20. Hukuk Dairesi 2017/270 E. , 2019/6130 K.
"İçtihat Metni"MAHKEMESİ :Kadastro Mahkemesi
Taraflar arasındaki davanın yapılan duruşması sonunda kurulan hükmün Yargıtayca incelenmesi davacı ..., birleşen dosya davacıları ..., ..., ..., ..., ..., ..., ..., asli müdahil ... ve davalılar Orman Yönetimi vekili ile Hazine temsilcisi tarafından istenilmekle, süresinde olduğu anlaşılan temyiz dilekçelerinin kabulüne karar verildikten sonra dosya incelendi, gereği düşünüldü:
K A R A R
Kadastro sırasında ... ili, ... ilçesi, ... 217 ada 1 parsel numaralı taşınmaz 20.512,37 m2 yüzölçümü ve orman niteliğiyle Hazine adına tespit edilmiştir.
Davacı ... vekili, ... ili, ... ilçesi, ... 217 ada 1 parsel numaralı taşınmazın bir bölümünün davacının zilyetliğinde tapulu arazi olduğunu ileri sürerek tespitin iptali ile taşınmazın davacı adına tescili istemiyle dava açmıştır.
Birleşen ... Kadastro Mahkemesinin 2008/49 E.- 2008/43 K. sayılı dosyasında ..., 2008/40 E.- 2008/36 K. sayılı dosyasında ... , 2008/43 E.- 2008/39 K. sayılı dosyasında ... ve ..., 2008/51 E.- 2008/44 K. sayılı dosyasında ..., 2008/33 E. -2008/28 K. sayılı dosyasında ... ve Vahit Karasakal, 2008/36 E.- 2008/32 K. sayılı dosyasında ..., ... ilçesi, ... 217 ada 1 parsel numaralı taşınmazın belirli bölümlerinin zilyetlikleri altında tapulu arazileri olduğunu, taşınmazda miras paylarının bulunduğunu ileri sürerek bu bölümlerin kadastro tespitinin iptali ile adlarına tescili istemiyle dava açmıştır.

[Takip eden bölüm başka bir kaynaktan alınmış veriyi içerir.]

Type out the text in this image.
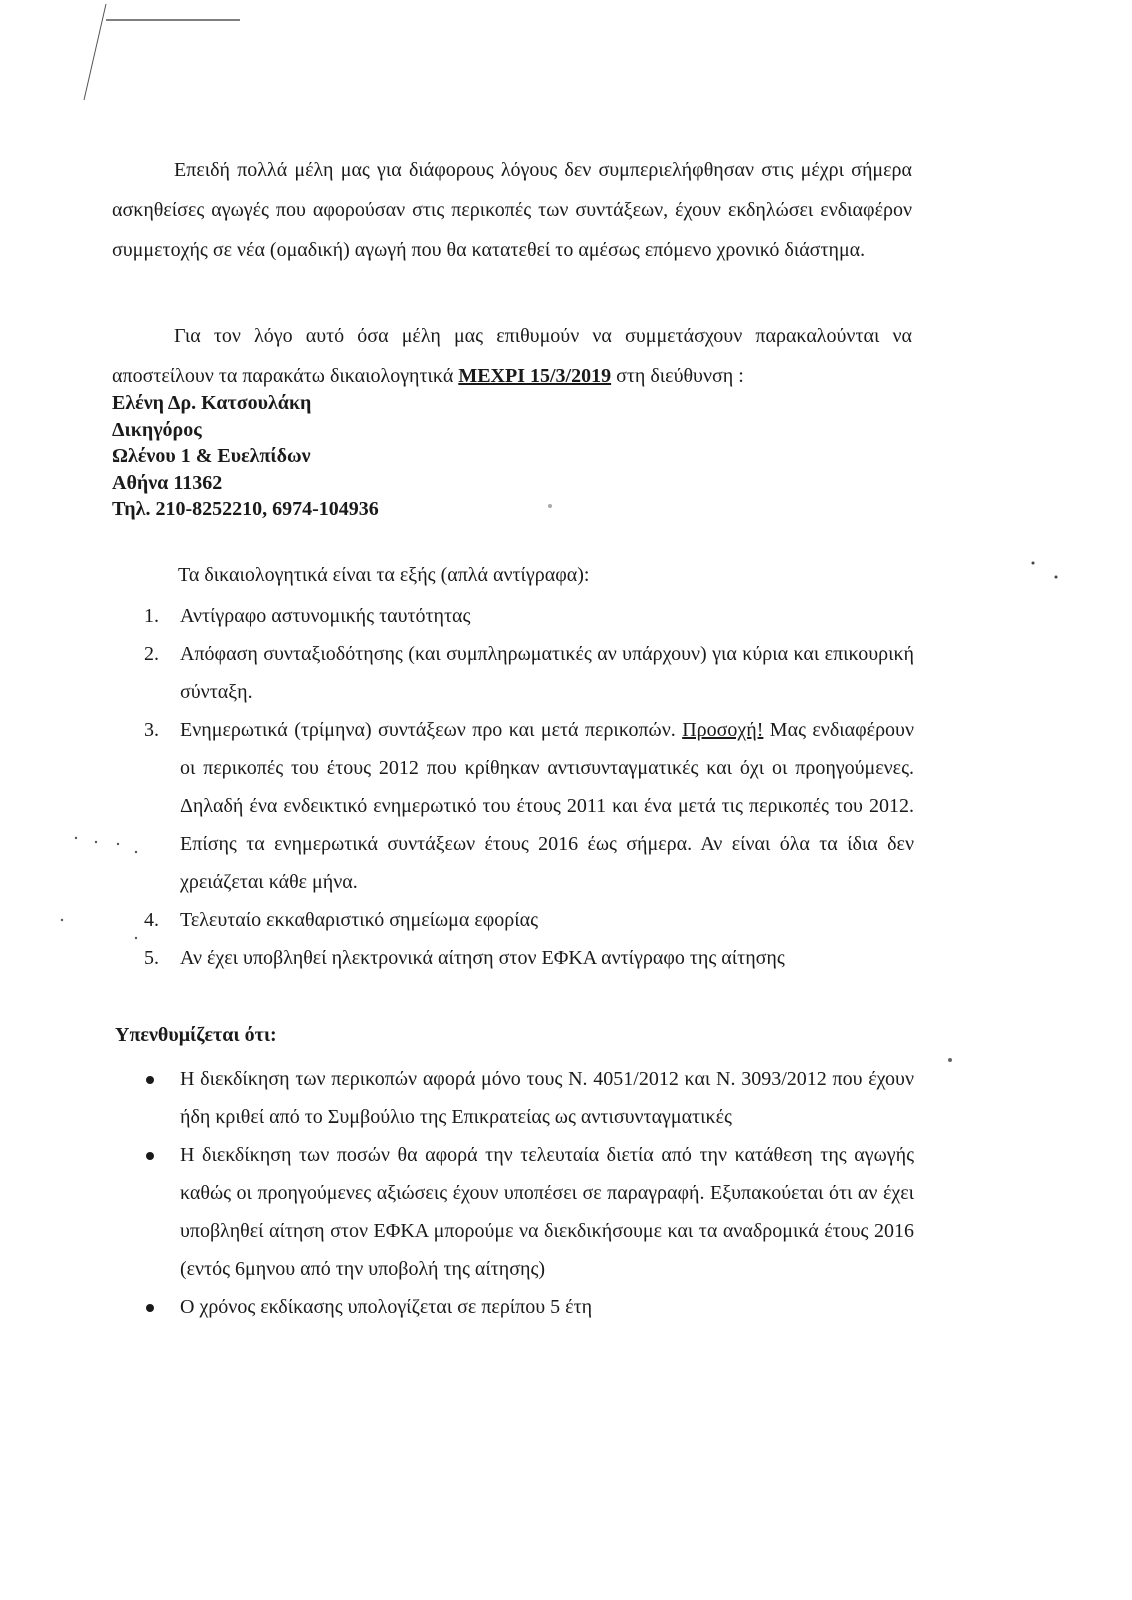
Επειδή πολλά μέλη μας για διάφορους λόγους δεν συμπεριελήφθησαν στις μέχρι σήμερα ασκηθείσες αγωγές που αφορούσαν στις περικοπές των συντάξεων, έχουν εκδηλώσει ενδιαφέρον συμμετοχής σε νέα (ομαδική) αγωγή που θα κατατεθεί το αμέσως επόμενο χρονικό διάστημα.

Για τον λόγο αυτό όσα μέλη μας επιθυμούν να συμμετάσχουν παρακαλούνται να αποστείλουν τα παρακάτω δικαιολογητικά ΜΕΧΡΙ 15/3/2019 στη διεύθυνση :

Ελένη Δρ. Κατσουλάκη
Δικηγόρος
Ωλένου 1 & Ευελπίδων
Αθήνα 11362
Τηλ. 210-8252210, 6974-104936

Τα δικαιολογητικά είναι τα εξής (απλά αντίγραφα):

1. Αντίγραφο αστυνομικής ταυτότητας
2. Απόφαση συνταξιοδότησης (και συμπληρωματικές αν υπάρχουν) για κύρια και επικουρική σύνταξη.
3. Ενημερωτικά (τρίμηνα) συντάξεων προ και μετά περικοπών. Προσοχή! Μας ενδιαφέρουν οι περικοπές του έτους 2012 που κρίθηκαν αντισυνταγματικές και όχι οι προηγούμενες. Δηλαδή ένα ενδεικτικό ενημερωτικό του έτους 2011 και ένα μετά τις περικοπές του 2012. Επίσης τα ενημερωτικά συντάξεων έτους 2016 έως σήμερα. Αν είναι όλα τα ίδια δεν χρειάζεται κάθε μήνα.
4. Τελευταίο εκκαθαριστικό σημείωμα εφορίας
5. Αν έχει υποβληθεί ηλεκτρονικά αίτηση στον ΕΦΚΑ αντίγραφο της αίτησης

Υπενθυμίζεται ότι:

Η διεκδίκηση των περικοπών αφορά μόνο τους Ν. 4051/2012 και Ν. 3093/2012 που έχουν ήδη κριθεί από το Συμβούλιο της Επικρατείας ως αντισυνταγματικές
Η διεκδίκηση των ποσών θα αφορά την τελευταία διετία από την κατάθεση της αγωγής καθώς οι προηγούμενες αξιώσεις έχουν υποπέσει σε παραγραφή. Εξυπακούεται ότι αν έχει υποβληθεί αίτηση στον ΕΦΚΑ μπορούμε να διεκδικήσουμε και τα αναδρομικά έτους 2016 (εντός 6μηνου από την υποβολή της αίτησης)
Ο χρόνος εκδίκασης υπολογίζεται σε περίπου 5 έτη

Mahkemece, davacılar ..., ..., ... , ..., ..., ..., ... ile asli müdahiller ..., ... ve ...’ın davalarının reddine, davacı ... ’ün davasının kabulü ile ... ili, ... ilçesi, ... 217 ada 1 parsel numaralı taşınmazın 08.10.2015 havale tarihli fen bilirkişi raporunda 217 (1/A) ile gösterilen 4889,50 m2"lik bölümünün fındık bahçesi vasfıyla ... adına tapuya kayıt ve tesciline, taşınmazın kalan 15622,82 m2"lik bölümünün orman vasfı ile Hazine adına tapuya kayıt ve tesciline karar verilmiş, hüküm davacı ..., birleşen dosya davacıları ..., ..., ..., ..., ..., ..., ..., asli müdahil ... ve davalılar Orman Yönetimi vekili ile Hazine temsilcisi tarafından temyiz edilmiştir.
Dava, kadastro tespitine itiraza ilişkindir.
Çekişmeli taşınmazın bulunduğu yerde 3402 sayılı Kanunun 5304 sayılı Kanunla değişik hükümlerine göre yapılan orman kadastrosu bulunmaktadır.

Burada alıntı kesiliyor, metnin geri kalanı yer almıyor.